The other unmarried 20- and 30-somethings around the table clink glasses. While their married friends have gone home to sitters and spouses, their evening is just starting.

They are among the 86 million unmarried adults in the United States, a fast-growing group of people who often find themselves singled out in a society designed for two. Despite holding more than 40 percent of the nation's jobs, singles often feel they have a lot stacked against them: higher taxes, higher insurance premiums, working more holidays and fewer benefits for their partners.

Singles are bombarded by TV and movie messages that tell them marriage is the most important relationship they can have in their lives.

"Everything you hear today is about 'family values.' What's so interesting is that all of this is going on at a time when there are more households with one person living alone than there are (households) with a mom, dad and kids," says Bella DePaulo, author of an upcoming book, Singled Out, and social psychologist and visiting professor at the University of California at Santa Barbara.

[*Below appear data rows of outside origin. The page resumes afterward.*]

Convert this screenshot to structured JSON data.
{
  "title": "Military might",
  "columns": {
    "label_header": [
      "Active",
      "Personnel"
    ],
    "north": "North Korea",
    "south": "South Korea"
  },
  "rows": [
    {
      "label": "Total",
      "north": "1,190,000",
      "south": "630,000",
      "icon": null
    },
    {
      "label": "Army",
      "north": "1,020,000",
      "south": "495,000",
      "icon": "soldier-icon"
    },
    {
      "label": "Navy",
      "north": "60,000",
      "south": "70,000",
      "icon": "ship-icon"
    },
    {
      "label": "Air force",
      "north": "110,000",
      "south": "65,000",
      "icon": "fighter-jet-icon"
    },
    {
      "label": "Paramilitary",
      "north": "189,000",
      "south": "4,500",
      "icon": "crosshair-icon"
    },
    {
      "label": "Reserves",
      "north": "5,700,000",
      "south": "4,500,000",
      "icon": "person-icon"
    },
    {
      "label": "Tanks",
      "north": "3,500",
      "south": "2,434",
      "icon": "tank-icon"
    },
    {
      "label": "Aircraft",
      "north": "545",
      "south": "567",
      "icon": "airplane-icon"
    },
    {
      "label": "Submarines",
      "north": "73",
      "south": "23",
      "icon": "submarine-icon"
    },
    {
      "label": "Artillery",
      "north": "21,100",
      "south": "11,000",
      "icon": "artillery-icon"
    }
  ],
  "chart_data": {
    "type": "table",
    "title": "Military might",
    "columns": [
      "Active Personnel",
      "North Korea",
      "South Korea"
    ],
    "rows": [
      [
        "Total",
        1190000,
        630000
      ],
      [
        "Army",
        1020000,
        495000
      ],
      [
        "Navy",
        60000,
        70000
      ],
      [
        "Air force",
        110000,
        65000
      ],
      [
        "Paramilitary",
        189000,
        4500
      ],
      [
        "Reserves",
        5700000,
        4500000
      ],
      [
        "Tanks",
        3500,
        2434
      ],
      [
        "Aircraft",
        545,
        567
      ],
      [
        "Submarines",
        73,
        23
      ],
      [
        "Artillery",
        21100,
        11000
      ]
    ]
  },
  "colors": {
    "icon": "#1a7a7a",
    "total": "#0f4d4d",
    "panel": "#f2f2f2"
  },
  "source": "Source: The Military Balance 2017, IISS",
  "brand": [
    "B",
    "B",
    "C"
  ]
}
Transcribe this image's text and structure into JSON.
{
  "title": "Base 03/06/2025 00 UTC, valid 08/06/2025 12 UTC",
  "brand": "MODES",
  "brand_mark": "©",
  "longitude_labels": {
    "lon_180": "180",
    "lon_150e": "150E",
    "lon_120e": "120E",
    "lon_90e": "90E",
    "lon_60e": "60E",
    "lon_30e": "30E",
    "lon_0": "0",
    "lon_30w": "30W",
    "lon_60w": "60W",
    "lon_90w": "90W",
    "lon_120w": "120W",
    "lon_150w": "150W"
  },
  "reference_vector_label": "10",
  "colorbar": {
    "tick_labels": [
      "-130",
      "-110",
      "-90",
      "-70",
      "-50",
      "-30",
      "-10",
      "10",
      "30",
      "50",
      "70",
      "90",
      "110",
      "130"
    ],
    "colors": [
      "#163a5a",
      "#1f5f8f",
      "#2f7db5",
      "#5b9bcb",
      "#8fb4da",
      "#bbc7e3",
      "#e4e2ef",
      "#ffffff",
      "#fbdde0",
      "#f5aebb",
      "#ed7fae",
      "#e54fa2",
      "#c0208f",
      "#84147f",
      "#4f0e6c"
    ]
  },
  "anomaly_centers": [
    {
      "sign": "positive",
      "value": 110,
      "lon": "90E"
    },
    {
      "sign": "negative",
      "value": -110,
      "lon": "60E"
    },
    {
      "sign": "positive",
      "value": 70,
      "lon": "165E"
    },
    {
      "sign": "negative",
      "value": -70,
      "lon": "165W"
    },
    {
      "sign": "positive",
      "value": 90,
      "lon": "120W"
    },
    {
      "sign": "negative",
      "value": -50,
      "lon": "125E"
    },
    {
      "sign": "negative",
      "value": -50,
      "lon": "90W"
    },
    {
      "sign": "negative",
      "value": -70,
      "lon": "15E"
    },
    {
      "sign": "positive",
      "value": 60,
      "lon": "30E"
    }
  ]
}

One of the reasons for the rising number of singles is that more and more couples choose to live together before marriage - 50 percent, according to University of Michigan researcher Pamela Smock. Living together no longer carries the stigma it did decades ago, and for many couples, it's a way to save money and take "test-drive" their relationship.

Singles are beginning to ask why married couples can put each other on their health insurance or gym club membership but singles can't do the same for their loved ones - domestic partners, aged parents, siblings or adult children. They rail against travel brokers who charge extra for a person who tries to book a vacation alone.

The American Association for Single People lobbies on behalf of unwed Americans. It has fought landlords in Michigan who didn't want to rent to unmarried couples, and pushed California auto insurance companies to stop charging unmarried drivers higher premiums.

"There's a perception that single people aren't participants in society," says Thomas Coleman, executive director of the association. "So often, they don't speak out about their own grievances. We need to put some focus on our issues."